From the same parking area, a jaunt on the Forney Ridge Trail follows the rocky ridge line for two miles to a high elevation grassy bald, graced with a showy display of Catawba rhododendron and flame azalea in mid-June.
From Cherokee, take U.S. 441 north into the Great Smoky Mountains National Park. From the park entrance, travel 18 miles along a scenic park road that winds up the massive Newfound mountain range. At the top, turn left on Clingmans Dome Road and go for seven miles to dead-end at the parking area.
History and nature intersect in this picturesque meadow, a long, narrow valley cradled by mountains on all sides.
An elk herd has been re-introduced into the park and calls the valley home. Elk were once common here but were overhunted in the early 1800s to extinction in the eastern states.
Cataloochee Valley is home to a former mountain settlement, with intact farm houses, churches, schoolhouse and cemeteries that can be toured by car and short walks. Pick up an interpretive brochure at the campground on the left after you get down to the valley floor that describes the historic buildings.
From Maggie Valley, take U.S. 276 north toward I-40, but just before the interstate turn left on Cove Creek Road, which leads up and over the Cataloochee Divide and winds down into the valley. Beware the narrow, gravel road.
Enjoy a little of everything at Deep Creek. Hiking to waterfalls, picnicking, mountain biking and what Deep Creek is famous for: tubing.
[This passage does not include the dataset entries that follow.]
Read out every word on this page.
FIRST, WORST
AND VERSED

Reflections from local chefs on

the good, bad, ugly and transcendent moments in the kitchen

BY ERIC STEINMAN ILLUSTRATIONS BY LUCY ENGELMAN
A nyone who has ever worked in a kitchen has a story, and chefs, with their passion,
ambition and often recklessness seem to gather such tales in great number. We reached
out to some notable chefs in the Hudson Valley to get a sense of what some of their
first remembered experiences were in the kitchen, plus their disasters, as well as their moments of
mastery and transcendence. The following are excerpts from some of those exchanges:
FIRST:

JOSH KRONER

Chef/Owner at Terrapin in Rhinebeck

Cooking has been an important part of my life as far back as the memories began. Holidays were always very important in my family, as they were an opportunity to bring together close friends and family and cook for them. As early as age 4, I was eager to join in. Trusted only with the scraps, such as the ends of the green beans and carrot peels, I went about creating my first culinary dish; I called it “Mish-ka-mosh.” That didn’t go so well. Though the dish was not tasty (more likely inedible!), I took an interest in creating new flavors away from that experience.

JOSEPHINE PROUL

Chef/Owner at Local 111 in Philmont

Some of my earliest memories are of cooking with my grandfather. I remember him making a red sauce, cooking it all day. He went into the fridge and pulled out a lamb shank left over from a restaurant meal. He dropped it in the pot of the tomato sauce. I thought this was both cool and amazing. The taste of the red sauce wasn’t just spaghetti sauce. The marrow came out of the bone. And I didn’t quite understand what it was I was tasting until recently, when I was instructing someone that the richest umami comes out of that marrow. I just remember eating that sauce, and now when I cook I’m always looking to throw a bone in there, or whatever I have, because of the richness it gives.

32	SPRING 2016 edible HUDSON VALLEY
The moist, lush forest of Deep Creek is cool even on hot summer days. Several outfitters rent inner tubes for just a few dollars to float all day in the creek.
From downtown Bryson City, just follow the signs.
This relatively isolated area is a favorite of locals, with a campground, bathroom, picnic area and jumping off point for some great hikes into the Smokies, including the all-day hike up to Mount Cammerer look-out tower. One of the coldest, clearest swimming holes in the Smokies — aptly named Midnight Hole — is a short one-mile hike up the wide Big Creek Trail.
From Waynesville, take I-40 west toward Tennessee. Just after crossing the state line, take exit 451. Go under the interstate and follow the road past the big dam power house and watch for signs to Big Creek.